According to Roberts, these ills and more will become the scary reality unless he and his fellow Republicans and a few brave Democrats beat down health care reform.
And so this week, Roberts cast two robust "no" votes when the Senate Finance Committee voted on amendments calling for a public health insurance option. He's already stated he will oppose the entire compromise health care bill offered by Democratic committee Chairman Max Baucus.
This surprises no one. The senator from Kansas never strays far from the GOP fold.
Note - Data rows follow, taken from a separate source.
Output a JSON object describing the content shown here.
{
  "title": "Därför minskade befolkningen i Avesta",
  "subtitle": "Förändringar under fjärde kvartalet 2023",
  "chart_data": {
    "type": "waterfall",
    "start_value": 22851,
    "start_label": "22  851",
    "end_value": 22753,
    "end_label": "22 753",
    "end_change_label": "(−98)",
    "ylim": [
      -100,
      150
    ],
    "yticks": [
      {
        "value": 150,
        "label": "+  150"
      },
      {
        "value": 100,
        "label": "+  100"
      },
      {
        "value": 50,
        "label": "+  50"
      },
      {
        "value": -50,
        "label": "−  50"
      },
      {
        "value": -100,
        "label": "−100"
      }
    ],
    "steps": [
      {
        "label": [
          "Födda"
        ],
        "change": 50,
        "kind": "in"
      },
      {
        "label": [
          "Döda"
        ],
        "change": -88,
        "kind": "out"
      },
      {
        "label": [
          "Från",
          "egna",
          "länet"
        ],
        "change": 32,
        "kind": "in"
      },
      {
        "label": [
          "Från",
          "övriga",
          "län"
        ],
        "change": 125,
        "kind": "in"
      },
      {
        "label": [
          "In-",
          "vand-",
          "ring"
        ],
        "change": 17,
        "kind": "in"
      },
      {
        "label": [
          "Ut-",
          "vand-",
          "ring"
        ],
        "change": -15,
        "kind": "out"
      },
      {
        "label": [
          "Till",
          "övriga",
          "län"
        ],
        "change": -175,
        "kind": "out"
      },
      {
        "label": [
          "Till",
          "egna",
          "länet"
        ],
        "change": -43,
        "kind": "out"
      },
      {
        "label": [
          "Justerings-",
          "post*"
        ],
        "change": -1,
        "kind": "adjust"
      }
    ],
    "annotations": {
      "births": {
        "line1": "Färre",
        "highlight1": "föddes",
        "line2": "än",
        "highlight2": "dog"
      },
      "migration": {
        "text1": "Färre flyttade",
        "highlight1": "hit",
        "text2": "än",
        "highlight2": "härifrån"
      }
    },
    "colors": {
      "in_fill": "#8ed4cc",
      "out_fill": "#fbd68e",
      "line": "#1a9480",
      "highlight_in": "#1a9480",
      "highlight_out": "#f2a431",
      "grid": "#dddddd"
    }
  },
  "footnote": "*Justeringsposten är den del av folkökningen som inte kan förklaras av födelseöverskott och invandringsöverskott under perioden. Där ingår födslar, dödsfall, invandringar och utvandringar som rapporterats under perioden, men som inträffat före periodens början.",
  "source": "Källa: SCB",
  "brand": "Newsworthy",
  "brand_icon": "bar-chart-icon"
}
To be fair, most of his constituents don't want him to.
But I'm looking at Roberts' reasons for opposing the bill and I'm wondering: Where has he been all these years?
"Despite the rhetoric, the reality is this proposal passes billions of dollars of higher health care costs on to American families and individuals through higher taxes, euphemistically called 'fees,' on insurers, labs and medical device manufacturers," Roberts said recently.
It's true that the Baucus bill proposes fees that insurers and providers would undoubtedly pass on to consumers.
But the average health insurance premium for Kansas families nearly doubled from 2000 to 2009, rising from $6,237 to $12,397, according to Families USA, a research and advocacy group. Health costs increased four times as fast as earnings, and I don't recall an outcry from the senator.
Likewise, Roberts wants to prevent the government from researching which treatments work best and recommending cost-effective options.
He calls such research a step toward rationing. But in 2001 Roberts voted against a consumer protection bill that would have stopped insurers from instructing doctors not to tell patients about their full range of treatment options. Is that not rationing?
Roberts' objections — expressed elegantly in news releases and in Senate hearings — highlight a striking contradiction.
Like others, he is dead set against government-imposed costs and controls. Yet he seems perfectly OK with soaring costs and restrictions imposed by insurers.
The senator's proposed reforms — limiting malpractice lawsuits, income-based tax credits to buy insurance, fewer regulations on insurance companies — are boilerplate conservative solutions. They don't try to hold down rising costs or protect consumers in a profit-driven insurance marketplace.
"I hear from Kansans all the time who wonder why it is necessary to completely and radically change our system of health care in order to gain insurance coverage for a relatively small number of uninsured Americans," Roberts said.
I'm sure he does. I hear from those people too.
But is he listening to the people forced by medical debt into foreclosures and bankruptcies, even though they work and have health insurance?
Researchers for the Topeka-based Kansas Health Institute found that, over a four-year period, half a million insured Kansans decided to postpone or forgo medical treatment because of cost. Is Roberts hearing from them?
A week or so ago, the senator spoke in favor of an amendment that would have required the final language of the Baucus bill to be posted on the Internet for 72 hours before the committee could vote.
His reason? So "the people that the providers have hired to keep up with all of the legislation that we pass around here (read, lobbyists) could contact senators and say, 'Have you considered this?'"
Give the senator points for candor. It's pretty clear who has his ear.